Exactly a year after the school shooting in Parkland, Florida, we must not forget the urgent need for gun control legislation.
Not every tragedy can be prevented, but we as a people must admit that there is a gun violence problem that exists on a national scale, and has only gotten worse since the Columbine shooting in 1999. Something has to be done. Laws must be changed.
At its simplest, guns should be allowed for hunting and for self-defense. I believe that the right to self-defense is essentially what is recognized by the Second Amendment to the U.S. Constitution. But beyond that limited, albeit important, purpose, gun ownership and possession can and should be legislated and controlled by the government.
Guns did not exist for all of human history. In this sense, the right to specifically carry a gun is not, and should not, be a natural right, on par with the universal and inalienable rights inherent to all human beings. On this point, I'm sure that there are places in the world -- neighborhoods, towns, even very large areas -- in which there are no guns at all. Yet, it is not as if the people in those places are being deprived of a right to which they are entitled simply by virtue of being human.
That being said, the conditions in some parts of the U.S. may not match the conditions in those places mentioned above, so a person's natural right to self-defense must therefore realistically include the right to own and possess a gun. That is to say that the right to self-defense is the primordial right, to which a subsidiary right to own and possess a gun may attach.

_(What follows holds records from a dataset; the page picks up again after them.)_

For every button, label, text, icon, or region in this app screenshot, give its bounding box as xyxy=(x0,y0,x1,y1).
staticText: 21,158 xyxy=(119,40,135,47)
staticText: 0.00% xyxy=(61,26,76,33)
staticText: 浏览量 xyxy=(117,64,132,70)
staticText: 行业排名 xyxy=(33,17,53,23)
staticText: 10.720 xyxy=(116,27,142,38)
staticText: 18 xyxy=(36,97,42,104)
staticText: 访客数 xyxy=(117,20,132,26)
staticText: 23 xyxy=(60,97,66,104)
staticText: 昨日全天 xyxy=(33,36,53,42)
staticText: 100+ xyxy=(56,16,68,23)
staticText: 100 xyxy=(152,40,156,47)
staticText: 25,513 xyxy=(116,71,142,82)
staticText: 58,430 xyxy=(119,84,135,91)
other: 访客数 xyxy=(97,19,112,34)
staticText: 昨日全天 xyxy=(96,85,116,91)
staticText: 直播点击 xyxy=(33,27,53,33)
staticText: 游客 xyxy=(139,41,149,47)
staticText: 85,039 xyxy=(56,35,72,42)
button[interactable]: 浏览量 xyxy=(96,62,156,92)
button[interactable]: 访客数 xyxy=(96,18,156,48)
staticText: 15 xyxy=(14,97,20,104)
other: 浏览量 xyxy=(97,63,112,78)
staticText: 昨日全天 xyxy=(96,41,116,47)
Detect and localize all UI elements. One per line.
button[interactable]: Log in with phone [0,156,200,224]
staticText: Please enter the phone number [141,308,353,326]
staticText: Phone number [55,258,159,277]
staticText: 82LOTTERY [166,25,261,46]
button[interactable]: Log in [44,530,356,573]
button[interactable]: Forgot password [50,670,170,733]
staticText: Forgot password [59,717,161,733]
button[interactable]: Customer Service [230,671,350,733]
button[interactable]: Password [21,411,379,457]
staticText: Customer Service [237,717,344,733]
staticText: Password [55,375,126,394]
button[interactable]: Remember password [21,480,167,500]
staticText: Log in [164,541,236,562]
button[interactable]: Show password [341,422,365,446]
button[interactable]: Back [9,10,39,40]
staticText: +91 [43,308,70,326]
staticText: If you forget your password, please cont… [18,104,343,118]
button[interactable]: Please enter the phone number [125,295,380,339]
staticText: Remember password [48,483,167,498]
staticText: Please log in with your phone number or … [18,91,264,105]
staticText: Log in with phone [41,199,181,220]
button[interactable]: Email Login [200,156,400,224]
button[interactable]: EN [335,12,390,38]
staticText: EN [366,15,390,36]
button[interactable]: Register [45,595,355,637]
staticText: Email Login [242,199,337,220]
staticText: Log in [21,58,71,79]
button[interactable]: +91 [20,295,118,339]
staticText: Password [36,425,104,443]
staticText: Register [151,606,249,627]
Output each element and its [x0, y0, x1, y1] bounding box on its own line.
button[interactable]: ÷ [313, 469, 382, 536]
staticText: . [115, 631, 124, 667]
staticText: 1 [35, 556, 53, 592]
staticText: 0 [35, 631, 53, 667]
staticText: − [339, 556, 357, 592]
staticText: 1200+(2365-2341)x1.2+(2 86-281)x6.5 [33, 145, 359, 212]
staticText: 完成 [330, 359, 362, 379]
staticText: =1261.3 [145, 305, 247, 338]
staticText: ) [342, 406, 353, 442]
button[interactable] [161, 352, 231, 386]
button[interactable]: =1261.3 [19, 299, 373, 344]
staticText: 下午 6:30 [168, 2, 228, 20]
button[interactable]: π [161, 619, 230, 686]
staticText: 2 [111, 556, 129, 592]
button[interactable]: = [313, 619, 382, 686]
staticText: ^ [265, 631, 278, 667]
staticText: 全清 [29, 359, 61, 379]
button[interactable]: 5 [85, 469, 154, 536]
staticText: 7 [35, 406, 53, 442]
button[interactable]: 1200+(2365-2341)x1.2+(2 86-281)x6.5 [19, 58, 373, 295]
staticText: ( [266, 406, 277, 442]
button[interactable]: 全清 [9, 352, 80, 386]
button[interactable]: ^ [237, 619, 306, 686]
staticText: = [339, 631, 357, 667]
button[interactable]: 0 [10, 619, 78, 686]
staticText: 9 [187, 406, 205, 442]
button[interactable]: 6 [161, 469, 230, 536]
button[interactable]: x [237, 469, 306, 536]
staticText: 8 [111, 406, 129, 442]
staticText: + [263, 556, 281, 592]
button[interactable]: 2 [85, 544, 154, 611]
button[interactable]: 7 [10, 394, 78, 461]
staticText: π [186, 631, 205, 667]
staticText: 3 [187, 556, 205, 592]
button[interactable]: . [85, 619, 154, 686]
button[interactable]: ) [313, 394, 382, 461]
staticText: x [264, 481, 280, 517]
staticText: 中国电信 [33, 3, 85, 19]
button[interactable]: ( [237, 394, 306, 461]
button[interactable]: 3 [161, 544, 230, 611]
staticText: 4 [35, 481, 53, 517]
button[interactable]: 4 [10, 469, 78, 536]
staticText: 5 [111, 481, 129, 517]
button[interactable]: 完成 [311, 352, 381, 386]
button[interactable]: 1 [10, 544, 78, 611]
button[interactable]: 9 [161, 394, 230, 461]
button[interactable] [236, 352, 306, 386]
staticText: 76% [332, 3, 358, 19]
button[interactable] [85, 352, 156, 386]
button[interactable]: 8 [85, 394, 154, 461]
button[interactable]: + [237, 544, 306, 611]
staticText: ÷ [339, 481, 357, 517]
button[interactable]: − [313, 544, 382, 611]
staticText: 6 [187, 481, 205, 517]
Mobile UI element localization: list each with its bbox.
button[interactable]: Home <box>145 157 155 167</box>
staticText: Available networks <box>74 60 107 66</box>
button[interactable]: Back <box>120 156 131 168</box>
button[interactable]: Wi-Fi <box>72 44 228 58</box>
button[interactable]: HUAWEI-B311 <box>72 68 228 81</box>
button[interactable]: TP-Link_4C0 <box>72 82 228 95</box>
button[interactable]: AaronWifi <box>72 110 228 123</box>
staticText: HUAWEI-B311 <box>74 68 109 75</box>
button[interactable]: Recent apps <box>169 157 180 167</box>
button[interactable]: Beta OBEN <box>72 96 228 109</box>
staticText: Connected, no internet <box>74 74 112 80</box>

Back to the point above that 'the right to specifically carry a gun is not, and should not, be a natural right.' This, in itself, means that gun ownership and possession may be regulated by the government. And now, due to present historical conditions, as evidenced by Columbine through to Parkland, the government must change existing laws to more effectively regulate gun ownership and possession to address this reality. People's lives will depend on it, and in that, the right to life must certainly outweigh what isn't even a natural right.